Laroya's argued that the petition is fatally defective as it does not state the real antecedents. Laroya further alleged that Casupanan and Capitulo forfeited their right to question the order of dismissal when they failed to avail of the proper remedy of appeal. Moreover, Laroya argued that there is no question of law to be resolved as the order of dismissal is already final and a petition for certiorari is not a substitute for a lapsed appeal.

Issue: Whether or not an accused in a pending criminal case for reckless imprudence can validly file simultaneously and independently a separate civil action for quasi-delict against the private complainant in the criminal case.

Held:
Under Section 1 of the present Rule 111, the independent civil action in Articles 32, 33, 34 and 2176 of the Civil Code is not deemed instituted with the criminal action but may be filed separately by the offended party even without reservation.  The commencement of the criminal action does not suspend the prosecution of the independent civil action under these articles of the Civil Code. The suspension in Section 2 of the present Rule 111 refers only to the civil action arising from the crime, if such civil action is reserved or filed before the commencement of the criminal action.

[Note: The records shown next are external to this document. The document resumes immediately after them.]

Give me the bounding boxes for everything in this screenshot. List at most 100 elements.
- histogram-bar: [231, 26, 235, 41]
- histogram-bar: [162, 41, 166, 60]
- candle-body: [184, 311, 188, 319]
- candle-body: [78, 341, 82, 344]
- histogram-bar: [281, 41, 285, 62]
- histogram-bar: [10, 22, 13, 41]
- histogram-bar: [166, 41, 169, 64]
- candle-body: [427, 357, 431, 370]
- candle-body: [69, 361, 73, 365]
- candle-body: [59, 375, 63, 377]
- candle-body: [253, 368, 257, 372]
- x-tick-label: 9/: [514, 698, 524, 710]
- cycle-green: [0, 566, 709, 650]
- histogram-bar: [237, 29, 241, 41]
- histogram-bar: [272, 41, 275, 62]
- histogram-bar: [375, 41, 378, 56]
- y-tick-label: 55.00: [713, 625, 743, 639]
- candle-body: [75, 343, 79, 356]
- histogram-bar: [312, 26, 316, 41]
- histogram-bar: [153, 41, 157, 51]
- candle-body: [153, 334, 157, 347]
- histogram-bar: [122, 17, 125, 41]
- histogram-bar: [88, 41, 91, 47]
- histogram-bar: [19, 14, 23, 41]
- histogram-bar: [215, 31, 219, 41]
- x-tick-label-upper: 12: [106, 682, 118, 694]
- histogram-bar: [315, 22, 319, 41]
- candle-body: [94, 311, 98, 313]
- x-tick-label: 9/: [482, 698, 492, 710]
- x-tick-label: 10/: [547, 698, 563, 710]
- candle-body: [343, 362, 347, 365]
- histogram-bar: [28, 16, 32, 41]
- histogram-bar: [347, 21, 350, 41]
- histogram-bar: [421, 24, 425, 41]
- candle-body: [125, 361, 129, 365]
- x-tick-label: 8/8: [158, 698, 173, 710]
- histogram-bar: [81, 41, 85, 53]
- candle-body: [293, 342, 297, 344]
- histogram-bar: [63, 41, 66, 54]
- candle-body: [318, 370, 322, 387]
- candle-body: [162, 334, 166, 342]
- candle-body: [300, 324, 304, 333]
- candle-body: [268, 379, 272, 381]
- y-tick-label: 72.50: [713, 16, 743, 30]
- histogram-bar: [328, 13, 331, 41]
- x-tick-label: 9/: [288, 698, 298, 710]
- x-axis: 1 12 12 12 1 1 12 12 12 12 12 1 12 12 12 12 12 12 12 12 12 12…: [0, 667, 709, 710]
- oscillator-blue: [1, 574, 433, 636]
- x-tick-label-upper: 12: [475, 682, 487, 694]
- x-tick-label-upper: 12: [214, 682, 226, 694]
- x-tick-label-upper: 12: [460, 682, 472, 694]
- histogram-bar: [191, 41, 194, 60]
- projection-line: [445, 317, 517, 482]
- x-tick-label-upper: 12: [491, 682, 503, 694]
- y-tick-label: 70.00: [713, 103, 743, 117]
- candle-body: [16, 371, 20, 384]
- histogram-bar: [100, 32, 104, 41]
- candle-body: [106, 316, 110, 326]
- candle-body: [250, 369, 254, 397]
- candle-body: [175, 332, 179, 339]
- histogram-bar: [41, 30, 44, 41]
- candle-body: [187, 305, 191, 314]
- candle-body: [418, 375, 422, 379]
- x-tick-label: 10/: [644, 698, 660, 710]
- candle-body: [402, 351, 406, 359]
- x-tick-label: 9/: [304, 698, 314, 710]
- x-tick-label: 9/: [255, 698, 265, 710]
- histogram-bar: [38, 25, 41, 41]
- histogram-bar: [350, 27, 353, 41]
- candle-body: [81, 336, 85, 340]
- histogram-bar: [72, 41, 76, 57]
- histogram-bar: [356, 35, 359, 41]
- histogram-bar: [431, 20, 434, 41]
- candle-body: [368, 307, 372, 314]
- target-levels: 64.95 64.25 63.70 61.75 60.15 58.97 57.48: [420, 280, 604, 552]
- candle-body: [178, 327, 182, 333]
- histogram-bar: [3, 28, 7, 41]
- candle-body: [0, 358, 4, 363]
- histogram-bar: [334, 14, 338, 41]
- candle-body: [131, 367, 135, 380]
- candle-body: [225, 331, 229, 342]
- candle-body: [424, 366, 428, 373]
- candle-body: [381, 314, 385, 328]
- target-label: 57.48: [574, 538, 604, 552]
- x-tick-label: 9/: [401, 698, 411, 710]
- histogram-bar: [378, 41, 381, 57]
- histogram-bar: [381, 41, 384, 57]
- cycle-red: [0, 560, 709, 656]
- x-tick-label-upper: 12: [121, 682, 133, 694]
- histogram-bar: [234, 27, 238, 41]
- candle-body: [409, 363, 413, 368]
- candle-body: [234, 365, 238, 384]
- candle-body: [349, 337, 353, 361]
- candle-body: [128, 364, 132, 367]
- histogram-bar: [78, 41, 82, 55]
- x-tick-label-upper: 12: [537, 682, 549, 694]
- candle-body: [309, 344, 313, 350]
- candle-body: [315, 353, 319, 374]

Moreover, the accused can file a civil action for quasi-delict for the same act or omission he is accused of in the criminal case.  This is expressly allowed in paragraph 6, Section 1 of the present Rule 111 which states that the counterclaim of the accused “may be litigated in a separate civil action.”  This is only fair for two reasons. 

First, the accused is prohibited from setting up any counterclaim in the civil aspect that is deemed instituted in the criminal case.  The accused is therefore forced to litigate separately his counterclaim against the offended party.  If the accused does not file a separate civil action for quasi-delict, the prescriptive period may set in since the period continues to run until the civil action for quasi-delict is filed.

Second, the accused, who is presumed innocent, has a right to invoke Article 2177 of the Civil Code, in the same way that the offended party can avail of this remedy which is independent of the criminal action.  To disallow the accused from filing a separate civil action for quasi-delict, while refusing to recognize his counterclaim in the criminal case, is to deny him due process of law, access to the courts, and equal protection of the law.

Thus, the civil action based on quasi-delict filed separately by Casupanan and Capitulo is proper.  The order of dismissal by the MCTC of Civil Case No. 2089 on the ground of forum-shopping is erroneous.